Scalable Consensus Protocols for PoW based Blockchain and blockDAG

TL;DR

This paper introduces two scalable PoW blockchain models: an optimal throughput mathematical model for chain-based systems and a robust blockDAG protocol that enhances throughput and security against double-spend attacks, suitable for IoT.

Contribution

It presents a novel blockDAG consensus protocol with an unsupervised learning approach to mitigate double-spend attacks, improving throughput over traditional blockchain systems.

Findings

Optimal throughput model for PoW blockchain derived

BlockDAG protocol significantly improves transaction throughput

Effective attack mitigation via graph clustering algorithm

Abstract

In this paper, we propose two models for scaling the transaction throughput in Proof-of-Work (PoW) based blockchain networks. In the first approach, a mathematical model has derived for optimal transaction throughput for PoW based longest chain rule blockchain. In this approach, the blockchain Peer-to-Peer (P2P) network is considered as Erd\"os-R\'enyi random network topology. This approach is however limited by the block creation rate, the results suggest that the rate beyond an optimal point can result in unfairness in the system.
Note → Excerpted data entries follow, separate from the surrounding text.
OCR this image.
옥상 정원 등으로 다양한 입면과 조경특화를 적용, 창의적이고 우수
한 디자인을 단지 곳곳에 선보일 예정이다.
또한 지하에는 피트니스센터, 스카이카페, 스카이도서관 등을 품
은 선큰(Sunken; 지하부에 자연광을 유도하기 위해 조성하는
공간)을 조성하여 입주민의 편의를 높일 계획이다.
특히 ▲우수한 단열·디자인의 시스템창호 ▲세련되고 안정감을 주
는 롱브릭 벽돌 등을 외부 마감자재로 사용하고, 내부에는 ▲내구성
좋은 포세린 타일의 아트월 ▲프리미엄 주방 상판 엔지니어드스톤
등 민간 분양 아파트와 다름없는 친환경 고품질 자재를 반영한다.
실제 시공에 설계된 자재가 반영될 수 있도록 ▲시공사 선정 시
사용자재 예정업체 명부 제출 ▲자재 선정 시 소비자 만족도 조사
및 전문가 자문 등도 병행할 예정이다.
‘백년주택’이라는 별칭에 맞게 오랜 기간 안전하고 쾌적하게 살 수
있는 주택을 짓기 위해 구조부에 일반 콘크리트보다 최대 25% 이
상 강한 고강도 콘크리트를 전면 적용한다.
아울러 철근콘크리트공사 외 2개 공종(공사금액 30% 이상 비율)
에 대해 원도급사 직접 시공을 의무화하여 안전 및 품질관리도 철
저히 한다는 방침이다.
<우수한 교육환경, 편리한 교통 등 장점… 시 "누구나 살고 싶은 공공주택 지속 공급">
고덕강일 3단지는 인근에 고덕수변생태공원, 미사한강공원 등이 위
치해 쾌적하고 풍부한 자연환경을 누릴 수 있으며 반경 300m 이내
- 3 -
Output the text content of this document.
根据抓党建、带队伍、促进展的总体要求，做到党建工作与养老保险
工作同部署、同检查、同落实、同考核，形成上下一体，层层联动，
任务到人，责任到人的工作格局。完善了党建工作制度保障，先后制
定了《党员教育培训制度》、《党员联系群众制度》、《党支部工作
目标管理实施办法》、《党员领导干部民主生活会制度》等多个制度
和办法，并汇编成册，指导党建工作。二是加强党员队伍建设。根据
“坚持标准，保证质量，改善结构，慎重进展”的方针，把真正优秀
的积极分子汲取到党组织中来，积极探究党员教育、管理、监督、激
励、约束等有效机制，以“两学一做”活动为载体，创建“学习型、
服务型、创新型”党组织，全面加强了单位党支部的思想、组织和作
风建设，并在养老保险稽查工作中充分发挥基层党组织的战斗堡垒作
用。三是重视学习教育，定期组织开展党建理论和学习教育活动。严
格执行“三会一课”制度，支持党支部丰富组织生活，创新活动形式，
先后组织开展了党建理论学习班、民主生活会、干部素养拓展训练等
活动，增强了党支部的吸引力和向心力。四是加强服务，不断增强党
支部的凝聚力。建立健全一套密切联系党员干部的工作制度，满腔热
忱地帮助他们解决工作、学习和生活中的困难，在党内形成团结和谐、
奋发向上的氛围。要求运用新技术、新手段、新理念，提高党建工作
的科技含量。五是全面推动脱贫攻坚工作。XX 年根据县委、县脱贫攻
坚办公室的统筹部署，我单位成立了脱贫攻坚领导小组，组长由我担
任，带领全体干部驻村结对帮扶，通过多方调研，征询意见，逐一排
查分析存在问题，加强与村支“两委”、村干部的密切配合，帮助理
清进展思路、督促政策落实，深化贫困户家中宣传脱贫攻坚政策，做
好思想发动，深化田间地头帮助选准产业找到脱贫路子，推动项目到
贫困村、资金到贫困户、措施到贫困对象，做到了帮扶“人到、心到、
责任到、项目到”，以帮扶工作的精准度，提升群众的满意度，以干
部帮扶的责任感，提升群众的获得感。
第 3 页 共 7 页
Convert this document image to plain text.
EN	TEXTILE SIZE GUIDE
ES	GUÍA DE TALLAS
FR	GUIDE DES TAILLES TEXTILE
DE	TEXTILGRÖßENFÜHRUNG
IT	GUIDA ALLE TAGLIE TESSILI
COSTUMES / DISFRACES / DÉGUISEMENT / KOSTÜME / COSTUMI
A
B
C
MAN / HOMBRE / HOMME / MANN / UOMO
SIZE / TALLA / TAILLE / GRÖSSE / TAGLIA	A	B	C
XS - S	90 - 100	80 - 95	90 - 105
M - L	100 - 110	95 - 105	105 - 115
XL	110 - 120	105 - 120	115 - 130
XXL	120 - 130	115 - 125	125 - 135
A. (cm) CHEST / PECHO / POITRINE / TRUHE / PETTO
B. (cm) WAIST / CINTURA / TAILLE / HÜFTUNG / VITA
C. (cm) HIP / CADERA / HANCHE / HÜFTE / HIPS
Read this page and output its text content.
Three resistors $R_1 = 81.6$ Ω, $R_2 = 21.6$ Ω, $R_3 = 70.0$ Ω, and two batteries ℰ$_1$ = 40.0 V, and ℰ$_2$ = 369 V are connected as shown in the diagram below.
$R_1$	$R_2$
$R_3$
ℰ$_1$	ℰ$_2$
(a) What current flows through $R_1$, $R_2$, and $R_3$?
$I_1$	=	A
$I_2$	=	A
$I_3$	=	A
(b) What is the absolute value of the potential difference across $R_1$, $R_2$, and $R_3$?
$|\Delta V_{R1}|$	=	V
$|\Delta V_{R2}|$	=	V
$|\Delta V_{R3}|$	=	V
The second approach is a new consensus protocol proposed by considering the ledger as a Directed Acyclic Graph (DAG) called blockDAG instead of a chain of blocks. In this framework, we follow a two-step strategy that makes the system robust enough to handle the double-spend attacks. The first step involves the development of an unsupervised learning graph clustering algorithm for separating the blocks created by an attacker. In the second step, the attackers blocks are eliminated and the remaining blocks are arranged in topological order by honest clients which makes the blockDAG system suitable for smart contract applications found in Internet of Things (IoT) services. The Simulation results demonstrate a significant improvement in the transaction throughput compared to bitcoin.